De Jorge Oñate se valora el oro en su voz, de Diomedes Díaz que haya
enriquecido el canto del pueblo, de Rafael Orozco la sutileza del secreto con
que se trasmite el amor, y Poncho es en mucho el resumen de todo aquello. Dueño
de una portentosa voz, que en otro tiempo pudo enamorar al indiferente ganado y
multiplicar su fertilidad, llamar la atención de las aves e imitar en verano la
creciente de un río, su labor de cantante por años le permitió grabar en discos
el eco profundo de una tradición labrada verso a verso, como protagonista
esencial de una expresión musical que de manera transversal pudo amalgamar la
cultura y sentimiento de la nación.
Aquel
torrente de versos que se multiplican como peces en su chorro de voz, después
de tanto tiempo ocultó en el lecho de piedras de su murmullo el nombre de
Poncho como gran compositor. De no haber sido por conjugar en su ser todo lo
que representa el canto vallenato, y darse al deber de atender a todo el que
llegara a descansar al canto de su casa, el mismo folklor vallenato habría tenido
en él a uno de sus más grandes poetas. Lo frustró el hecho de querer vivir en
su pecho el sentimiento de cada canción que interpretó. Y puedo probar que no
es un elogio biográfico el que hago. Siendo apenas un muchacho, anticipado a su
grandeza, juró morir por su arte. Grabó en la piedra del tiempo que “…si algún
día ya no pueda cantar como ahora canto seguiré componiendo mis canciones…”. En
la posteridad los historiadores podrán concluir con razón que si cada día lo
que pudo fue cantar mejor, por cumplir su juramento sagrado de artista
sacrificó en la misma piedra la creación de sus herederas canciones. Les tocará
aceptar a todos ellos que por momentos olvidara aquel juramento que contrariaba
su alma de poeta. Eran los instantes de destello en los que nos regalaba el
fulgor de sus versos improvisados, con una lucidez que iluminaba a todo el
mundo al final de sus presentaciones.
El
mundo entero puede entender hoy que no era una metáfora la que hacía Gabriel
García Márquez al afirmar que “Cien Años de Soledad es un vallenato de 360
páginas”. Lo que ocurrió fue el genial artificio poético contrario, interpretó
en notas literales lo que el lenguaje musical del vallenato ya había narrado.
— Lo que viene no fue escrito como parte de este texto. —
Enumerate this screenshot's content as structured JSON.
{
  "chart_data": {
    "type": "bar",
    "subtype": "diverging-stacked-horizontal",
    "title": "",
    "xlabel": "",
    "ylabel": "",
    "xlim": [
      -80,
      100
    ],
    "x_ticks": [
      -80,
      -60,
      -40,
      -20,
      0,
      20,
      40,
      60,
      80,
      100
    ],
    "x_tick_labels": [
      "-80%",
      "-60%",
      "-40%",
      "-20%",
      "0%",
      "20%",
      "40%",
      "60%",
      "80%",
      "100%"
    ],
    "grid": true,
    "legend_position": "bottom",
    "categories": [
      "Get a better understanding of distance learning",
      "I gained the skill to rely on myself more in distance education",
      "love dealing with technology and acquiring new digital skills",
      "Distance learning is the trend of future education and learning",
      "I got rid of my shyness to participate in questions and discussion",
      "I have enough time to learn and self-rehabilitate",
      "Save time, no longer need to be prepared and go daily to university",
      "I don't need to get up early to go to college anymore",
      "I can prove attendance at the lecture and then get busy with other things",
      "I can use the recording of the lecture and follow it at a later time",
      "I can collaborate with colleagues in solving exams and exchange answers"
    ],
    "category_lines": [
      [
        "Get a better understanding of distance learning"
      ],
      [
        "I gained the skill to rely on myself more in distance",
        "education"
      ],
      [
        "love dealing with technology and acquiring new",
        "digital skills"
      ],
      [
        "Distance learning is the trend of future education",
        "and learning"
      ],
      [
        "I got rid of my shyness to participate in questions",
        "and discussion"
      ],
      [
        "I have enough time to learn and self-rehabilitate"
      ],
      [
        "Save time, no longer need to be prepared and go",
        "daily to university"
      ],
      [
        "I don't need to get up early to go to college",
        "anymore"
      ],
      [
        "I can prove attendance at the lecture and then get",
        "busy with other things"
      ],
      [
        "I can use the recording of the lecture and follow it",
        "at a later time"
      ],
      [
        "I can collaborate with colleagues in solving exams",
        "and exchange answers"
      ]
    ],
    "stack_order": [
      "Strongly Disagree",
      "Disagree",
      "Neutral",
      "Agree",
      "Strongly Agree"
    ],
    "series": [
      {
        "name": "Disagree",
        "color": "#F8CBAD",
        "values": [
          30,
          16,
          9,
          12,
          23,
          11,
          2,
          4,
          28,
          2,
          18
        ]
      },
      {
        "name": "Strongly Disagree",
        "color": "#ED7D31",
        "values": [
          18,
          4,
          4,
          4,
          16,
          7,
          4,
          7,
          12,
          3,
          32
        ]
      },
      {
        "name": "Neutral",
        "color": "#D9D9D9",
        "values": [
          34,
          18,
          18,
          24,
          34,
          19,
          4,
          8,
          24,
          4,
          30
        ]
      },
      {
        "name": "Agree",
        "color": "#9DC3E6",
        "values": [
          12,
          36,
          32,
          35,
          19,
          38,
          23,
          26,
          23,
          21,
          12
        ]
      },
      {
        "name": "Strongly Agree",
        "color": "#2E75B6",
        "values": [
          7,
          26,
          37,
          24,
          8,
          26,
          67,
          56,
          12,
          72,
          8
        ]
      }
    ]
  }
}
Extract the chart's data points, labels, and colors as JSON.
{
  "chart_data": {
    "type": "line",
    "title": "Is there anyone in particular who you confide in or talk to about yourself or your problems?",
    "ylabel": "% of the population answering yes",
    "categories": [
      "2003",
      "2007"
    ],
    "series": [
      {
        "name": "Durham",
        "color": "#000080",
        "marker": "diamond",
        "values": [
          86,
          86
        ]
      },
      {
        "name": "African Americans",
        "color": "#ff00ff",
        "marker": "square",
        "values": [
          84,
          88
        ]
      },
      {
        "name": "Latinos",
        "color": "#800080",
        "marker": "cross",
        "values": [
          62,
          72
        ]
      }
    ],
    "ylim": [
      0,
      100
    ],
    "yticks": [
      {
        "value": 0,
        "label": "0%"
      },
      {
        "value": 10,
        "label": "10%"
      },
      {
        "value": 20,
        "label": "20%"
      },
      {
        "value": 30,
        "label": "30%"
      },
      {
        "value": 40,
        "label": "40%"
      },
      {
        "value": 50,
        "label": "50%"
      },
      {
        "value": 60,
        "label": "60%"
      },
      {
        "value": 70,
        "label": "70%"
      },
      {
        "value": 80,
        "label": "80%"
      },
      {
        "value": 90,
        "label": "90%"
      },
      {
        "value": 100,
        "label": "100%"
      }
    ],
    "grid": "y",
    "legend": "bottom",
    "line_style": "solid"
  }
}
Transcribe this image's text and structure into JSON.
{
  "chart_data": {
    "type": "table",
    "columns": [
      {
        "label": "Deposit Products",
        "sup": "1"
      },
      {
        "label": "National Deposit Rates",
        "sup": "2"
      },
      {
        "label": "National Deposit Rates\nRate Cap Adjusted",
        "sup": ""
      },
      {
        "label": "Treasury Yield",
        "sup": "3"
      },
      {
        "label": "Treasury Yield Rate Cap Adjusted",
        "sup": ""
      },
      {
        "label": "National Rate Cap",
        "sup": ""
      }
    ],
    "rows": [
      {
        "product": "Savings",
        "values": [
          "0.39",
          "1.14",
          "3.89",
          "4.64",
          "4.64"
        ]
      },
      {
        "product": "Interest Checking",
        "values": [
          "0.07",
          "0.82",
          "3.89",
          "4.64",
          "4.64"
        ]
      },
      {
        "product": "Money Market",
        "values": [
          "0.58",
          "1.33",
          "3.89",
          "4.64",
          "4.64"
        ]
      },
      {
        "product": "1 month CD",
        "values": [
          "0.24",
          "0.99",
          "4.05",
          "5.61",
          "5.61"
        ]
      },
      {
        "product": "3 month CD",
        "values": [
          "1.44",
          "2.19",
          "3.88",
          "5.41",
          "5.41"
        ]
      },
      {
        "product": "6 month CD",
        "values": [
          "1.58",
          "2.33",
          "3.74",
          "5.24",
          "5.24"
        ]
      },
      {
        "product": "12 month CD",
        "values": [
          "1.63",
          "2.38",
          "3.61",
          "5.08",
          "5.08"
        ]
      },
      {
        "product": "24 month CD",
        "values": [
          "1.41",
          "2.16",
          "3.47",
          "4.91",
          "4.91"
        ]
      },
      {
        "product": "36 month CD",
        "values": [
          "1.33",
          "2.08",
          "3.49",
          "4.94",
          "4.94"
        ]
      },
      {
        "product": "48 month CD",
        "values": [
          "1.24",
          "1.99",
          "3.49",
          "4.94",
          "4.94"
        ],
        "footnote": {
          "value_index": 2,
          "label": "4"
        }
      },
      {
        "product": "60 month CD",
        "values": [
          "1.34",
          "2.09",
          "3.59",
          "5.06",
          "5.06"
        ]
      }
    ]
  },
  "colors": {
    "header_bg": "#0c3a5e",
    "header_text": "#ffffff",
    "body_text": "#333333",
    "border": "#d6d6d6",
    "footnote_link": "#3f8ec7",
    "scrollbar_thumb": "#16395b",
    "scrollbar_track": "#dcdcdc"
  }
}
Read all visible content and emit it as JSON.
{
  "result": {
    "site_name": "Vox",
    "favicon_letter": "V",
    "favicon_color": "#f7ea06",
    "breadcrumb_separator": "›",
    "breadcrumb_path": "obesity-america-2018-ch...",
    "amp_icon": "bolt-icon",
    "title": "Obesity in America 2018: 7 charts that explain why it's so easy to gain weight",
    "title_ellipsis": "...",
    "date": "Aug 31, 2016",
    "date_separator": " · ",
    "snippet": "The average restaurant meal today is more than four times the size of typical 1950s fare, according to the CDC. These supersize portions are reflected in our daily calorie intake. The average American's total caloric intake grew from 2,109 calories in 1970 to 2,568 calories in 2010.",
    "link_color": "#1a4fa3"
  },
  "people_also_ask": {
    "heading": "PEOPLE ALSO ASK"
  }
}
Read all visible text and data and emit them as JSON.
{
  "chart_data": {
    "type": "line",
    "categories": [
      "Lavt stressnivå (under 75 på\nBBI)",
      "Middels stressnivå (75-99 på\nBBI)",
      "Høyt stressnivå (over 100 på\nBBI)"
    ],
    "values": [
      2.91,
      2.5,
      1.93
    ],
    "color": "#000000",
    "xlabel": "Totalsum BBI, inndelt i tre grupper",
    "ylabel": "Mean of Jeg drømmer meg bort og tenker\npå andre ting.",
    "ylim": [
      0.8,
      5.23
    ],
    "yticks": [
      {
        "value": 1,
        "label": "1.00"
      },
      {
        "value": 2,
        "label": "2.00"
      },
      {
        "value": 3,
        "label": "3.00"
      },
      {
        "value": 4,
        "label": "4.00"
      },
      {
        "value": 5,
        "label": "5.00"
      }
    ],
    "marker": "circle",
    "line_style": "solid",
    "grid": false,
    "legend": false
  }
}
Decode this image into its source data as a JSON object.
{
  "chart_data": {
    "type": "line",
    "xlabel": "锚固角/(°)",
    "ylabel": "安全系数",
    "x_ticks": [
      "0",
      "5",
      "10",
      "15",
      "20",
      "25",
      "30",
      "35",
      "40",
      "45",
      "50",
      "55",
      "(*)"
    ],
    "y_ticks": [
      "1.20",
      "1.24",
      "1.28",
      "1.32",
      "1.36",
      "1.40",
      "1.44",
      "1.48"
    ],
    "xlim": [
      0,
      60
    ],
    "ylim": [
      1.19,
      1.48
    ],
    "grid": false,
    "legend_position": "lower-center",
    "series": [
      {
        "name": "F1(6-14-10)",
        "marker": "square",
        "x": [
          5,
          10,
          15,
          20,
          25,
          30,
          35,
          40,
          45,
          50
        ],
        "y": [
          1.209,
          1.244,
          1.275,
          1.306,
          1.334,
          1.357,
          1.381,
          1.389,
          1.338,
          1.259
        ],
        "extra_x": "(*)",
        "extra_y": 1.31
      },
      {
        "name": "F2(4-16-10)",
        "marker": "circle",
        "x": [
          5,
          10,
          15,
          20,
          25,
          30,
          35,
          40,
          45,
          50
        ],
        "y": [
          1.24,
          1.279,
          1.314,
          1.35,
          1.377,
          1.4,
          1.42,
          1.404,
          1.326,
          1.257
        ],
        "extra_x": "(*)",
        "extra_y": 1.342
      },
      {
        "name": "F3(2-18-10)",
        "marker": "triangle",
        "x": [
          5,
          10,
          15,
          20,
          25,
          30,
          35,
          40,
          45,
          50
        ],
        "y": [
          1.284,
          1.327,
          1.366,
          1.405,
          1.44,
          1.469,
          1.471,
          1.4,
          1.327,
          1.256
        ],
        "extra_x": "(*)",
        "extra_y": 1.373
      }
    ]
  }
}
Cuando se otorgó el premio Nobel al universal cronista de la provincia que
representa el vallenato, se quería una voz que revelara ese nuevo mundo y
sacudiera el pecho frío de los palacios de Estocolmo, entonces se pensó en cuál
de tantos emblemáticos acordeoneros podía acompañar a Poncho. Ese Festival
Vallenato de méritos lo ganó en un fallo anónimo que nadie cuestionó su hermano
Emiliano.
Son,
los Hermanos Zuleta, dos gigantes que se escaparon en vida del Valle inmortal
de los juglares, de donde nos narran historias fabulosas de parrandas eternas
consagradas en el licor y en el amor sin palabras del chivo, cuentan que
existen compadres que se abrazan como deberíamos los hermanos del mundo, que
han forjado entre todos un patrimonio inmaterial que puede heredar quien quiera
ser feliz, por ellos al escuchar su testimonio musical y seguir su huella
sabemos desde ya que el tiempo nos dejó conocer el rastro de lo imperecedero.